Respond

Regardless of the protective measures taken by an organisation, incidents will occur. The task is to minimise the number of incidents that slip through the net, and to minimise the negative business impact, therefore reducing cost. SecureLink works with the customer to ensure efficient response capabilities are implemented. Technical investigations help identify and understand the incident and its consequences, and recommend suitable remediation.
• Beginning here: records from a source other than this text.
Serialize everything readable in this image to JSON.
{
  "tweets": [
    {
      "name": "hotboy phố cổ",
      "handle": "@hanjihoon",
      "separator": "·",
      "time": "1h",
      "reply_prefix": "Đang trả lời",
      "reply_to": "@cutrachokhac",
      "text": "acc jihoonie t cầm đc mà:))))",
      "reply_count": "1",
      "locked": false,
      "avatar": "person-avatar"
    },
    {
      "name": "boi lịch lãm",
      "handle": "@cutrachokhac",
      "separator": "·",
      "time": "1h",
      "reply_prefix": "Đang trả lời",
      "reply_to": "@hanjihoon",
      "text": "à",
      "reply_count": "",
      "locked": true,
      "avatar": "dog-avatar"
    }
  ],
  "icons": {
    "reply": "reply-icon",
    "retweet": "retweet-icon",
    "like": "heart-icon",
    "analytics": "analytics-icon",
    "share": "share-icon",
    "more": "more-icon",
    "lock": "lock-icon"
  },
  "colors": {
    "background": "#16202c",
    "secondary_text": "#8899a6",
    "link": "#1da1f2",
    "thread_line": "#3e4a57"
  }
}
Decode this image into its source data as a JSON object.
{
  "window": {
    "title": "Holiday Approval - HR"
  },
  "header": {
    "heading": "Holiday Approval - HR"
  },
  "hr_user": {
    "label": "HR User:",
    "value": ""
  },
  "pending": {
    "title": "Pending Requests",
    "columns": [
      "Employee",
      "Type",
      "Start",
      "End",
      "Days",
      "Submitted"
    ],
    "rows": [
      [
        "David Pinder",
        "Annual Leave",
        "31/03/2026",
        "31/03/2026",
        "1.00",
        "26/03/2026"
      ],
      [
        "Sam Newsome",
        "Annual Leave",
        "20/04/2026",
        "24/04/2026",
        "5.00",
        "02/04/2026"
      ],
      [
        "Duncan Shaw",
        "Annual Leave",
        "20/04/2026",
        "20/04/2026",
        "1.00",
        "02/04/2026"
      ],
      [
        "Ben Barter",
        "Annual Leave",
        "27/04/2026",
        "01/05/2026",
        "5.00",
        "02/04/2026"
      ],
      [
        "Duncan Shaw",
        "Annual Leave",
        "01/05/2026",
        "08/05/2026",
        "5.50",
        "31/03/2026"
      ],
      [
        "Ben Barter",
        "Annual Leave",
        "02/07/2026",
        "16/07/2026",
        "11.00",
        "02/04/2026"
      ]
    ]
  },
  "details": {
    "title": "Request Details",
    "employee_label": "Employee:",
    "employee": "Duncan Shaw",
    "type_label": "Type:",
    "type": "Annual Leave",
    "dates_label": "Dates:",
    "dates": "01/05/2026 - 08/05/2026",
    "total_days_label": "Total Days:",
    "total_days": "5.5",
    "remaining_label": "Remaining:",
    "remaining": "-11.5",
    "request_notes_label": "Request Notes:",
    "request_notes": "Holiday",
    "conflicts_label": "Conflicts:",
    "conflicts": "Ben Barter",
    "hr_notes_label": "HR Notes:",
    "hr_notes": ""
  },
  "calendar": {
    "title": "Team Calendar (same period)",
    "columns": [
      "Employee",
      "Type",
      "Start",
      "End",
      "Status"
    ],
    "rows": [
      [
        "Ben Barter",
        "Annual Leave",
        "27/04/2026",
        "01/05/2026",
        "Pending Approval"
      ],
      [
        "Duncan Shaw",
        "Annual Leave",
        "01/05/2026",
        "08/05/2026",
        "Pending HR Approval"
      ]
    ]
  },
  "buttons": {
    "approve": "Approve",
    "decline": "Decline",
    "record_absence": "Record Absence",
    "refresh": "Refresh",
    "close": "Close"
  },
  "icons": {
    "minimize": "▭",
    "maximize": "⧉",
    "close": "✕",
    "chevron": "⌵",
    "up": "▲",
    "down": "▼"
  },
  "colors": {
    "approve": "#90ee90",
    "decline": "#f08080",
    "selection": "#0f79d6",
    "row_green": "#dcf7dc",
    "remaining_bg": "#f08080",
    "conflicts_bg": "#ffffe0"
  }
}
By levering good response services, you can:

  • Limit the impact of a breach
  • Contain and eradicate the threat
  • Gather evidence and learn how to prevent this from happening again

Rapid Endpoint Quarantine

  • Do you need a 24×7 Security Analysis service, but do not have your own 24×7 CSIRT team to respond to breaches?
    The Rapid Endpoint Quarantine service is an add-on service to the Security Analysis Service/SIEMaaS where the SecureLink analysts will set infected endpoints in quarantine to mitigate impact from ransomware, data exfiltration or lateral movements.

Rapid Malware Analysis

  • When a customer is the target of an attack, SecureLink helps with detailed investigations of the malicious software used in the attack. With advanced tools and methods, the customer will learn how the incident could occur, what it did, and if/what other machines are infected.

Rapid Endpoint Response

  • GDPR has a breach reporting requirement where companies must report details about the breach within 72h. Do you have the tools, resources and competence to do this yourself? If not, then SecureLink can help you with the Rapid Endpoint Response Service that will provide a breach report within 64h of service activation.

Incident Response

  • The Incident Response service will help you manage an entire incident, from a simple breach of policy to an estate-wide compromise or work to the methodology within your organisation’s incident response plan and as a colleague within your own incident response team.

When acting in a management capacity, the incident response team work to the principles of the NIST Computer Security Incident Handling Guide (Special Publication 800-61) and the SANS Institute, adopting the standard controlled phases of:

  • Preparation
  • Identification
  • Containment
  • Eradication
  • Recovery
  • Post-Incident Review

The incident response team follow the principles of the ‘Association of Chief Police Officers’ (ACPO) Good Practice Guide for Computer-based Electronic Evidence’ for all aspects of evidence management, regardless of criminal circumstances or law enforcement agency involvement.